Where to Watch Monkey’s Magic Merry Go Round (2026) Online
Full Credits
Title: Monkey’s Magic Merry Go Round
Distributor: Screambox, Cineverse
Release date: May 19, 2026
Rating: TV-MA
Running time: 1 hour 32 minutes
Director: Aidan Leary
Writers: Aidan Leary, C.R. Thompson
Producers and Executive Producers: Joe Swanberg, Jordan Yale Levine, Jordan Beckerman, Ben Gojer, Will Hirschfeld, Nicholas Donnermeyer
Cast: Michael Gilio, Frank Cesario, Jackie Smook, Jordan Olivia Mershon, Connar Brown, Rob Chesler, Erick Heyer-Fogelberg, Roman Gilio, Rob Chesler
Director of Photography (Cinematographer): Kevin Veselka
Editors: C.R. Thompson
Composer: Kyle William Stephens
The Review
Monkey's Magic Merry Go Round
Monkey’s Magic Merry Go Round succeeds as a daring, deeply unsettling dive into the subconscious loops of trauma. While the middle sections endure noticeable narrative drag due to an easily anticipated mystery, the structural audacity and formal precision elevate the production far above standard genre exercises. It serves as a striking exploration of psychological unraveling.
PROS
- Michael Gilio delivers a mesmerizing, physically demanding central performance.

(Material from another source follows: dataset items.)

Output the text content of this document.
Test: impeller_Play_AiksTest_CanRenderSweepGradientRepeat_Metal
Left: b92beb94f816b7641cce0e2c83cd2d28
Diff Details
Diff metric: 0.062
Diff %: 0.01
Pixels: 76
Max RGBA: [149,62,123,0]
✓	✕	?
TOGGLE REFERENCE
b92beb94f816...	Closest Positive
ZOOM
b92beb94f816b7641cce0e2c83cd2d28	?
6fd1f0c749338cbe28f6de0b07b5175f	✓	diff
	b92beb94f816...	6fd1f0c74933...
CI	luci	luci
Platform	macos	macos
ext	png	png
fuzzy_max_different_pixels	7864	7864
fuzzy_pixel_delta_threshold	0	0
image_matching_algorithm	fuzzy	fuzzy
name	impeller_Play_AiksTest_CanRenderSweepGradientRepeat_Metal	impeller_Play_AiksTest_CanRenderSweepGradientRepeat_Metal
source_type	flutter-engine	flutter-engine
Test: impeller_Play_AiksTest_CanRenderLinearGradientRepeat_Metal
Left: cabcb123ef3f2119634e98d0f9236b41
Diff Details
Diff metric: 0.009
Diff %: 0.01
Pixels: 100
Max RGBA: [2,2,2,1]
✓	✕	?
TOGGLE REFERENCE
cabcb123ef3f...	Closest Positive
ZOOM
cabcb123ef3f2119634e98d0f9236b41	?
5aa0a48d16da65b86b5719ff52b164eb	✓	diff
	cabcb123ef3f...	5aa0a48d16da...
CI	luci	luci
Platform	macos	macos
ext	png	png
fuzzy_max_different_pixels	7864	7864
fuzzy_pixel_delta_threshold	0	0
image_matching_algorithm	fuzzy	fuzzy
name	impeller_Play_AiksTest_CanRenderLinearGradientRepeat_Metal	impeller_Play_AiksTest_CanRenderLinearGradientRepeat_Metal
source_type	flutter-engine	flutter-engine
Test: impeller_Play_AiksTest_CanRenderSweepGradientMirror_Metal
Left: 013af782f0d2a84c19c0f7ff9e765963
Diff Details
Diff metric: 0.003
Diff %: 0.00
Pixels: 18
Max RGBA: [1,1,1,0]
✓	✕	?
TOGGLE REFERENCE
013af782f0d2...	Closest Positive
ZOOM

- Meticulous production design beautifully captures a lost era of analogue television.
- Striking practical special effects seamlessly shift the tone from cutesy to grotesque.
- The unsettling tactile design of the human-handed Monkey creates intense visual friction.
CONS
- The core mystery relies on heavily telegraphed clues, causing the narrative to lose momentum midway through.
- The script stretches a concept suited for brief vignettes across a feature-length timeline.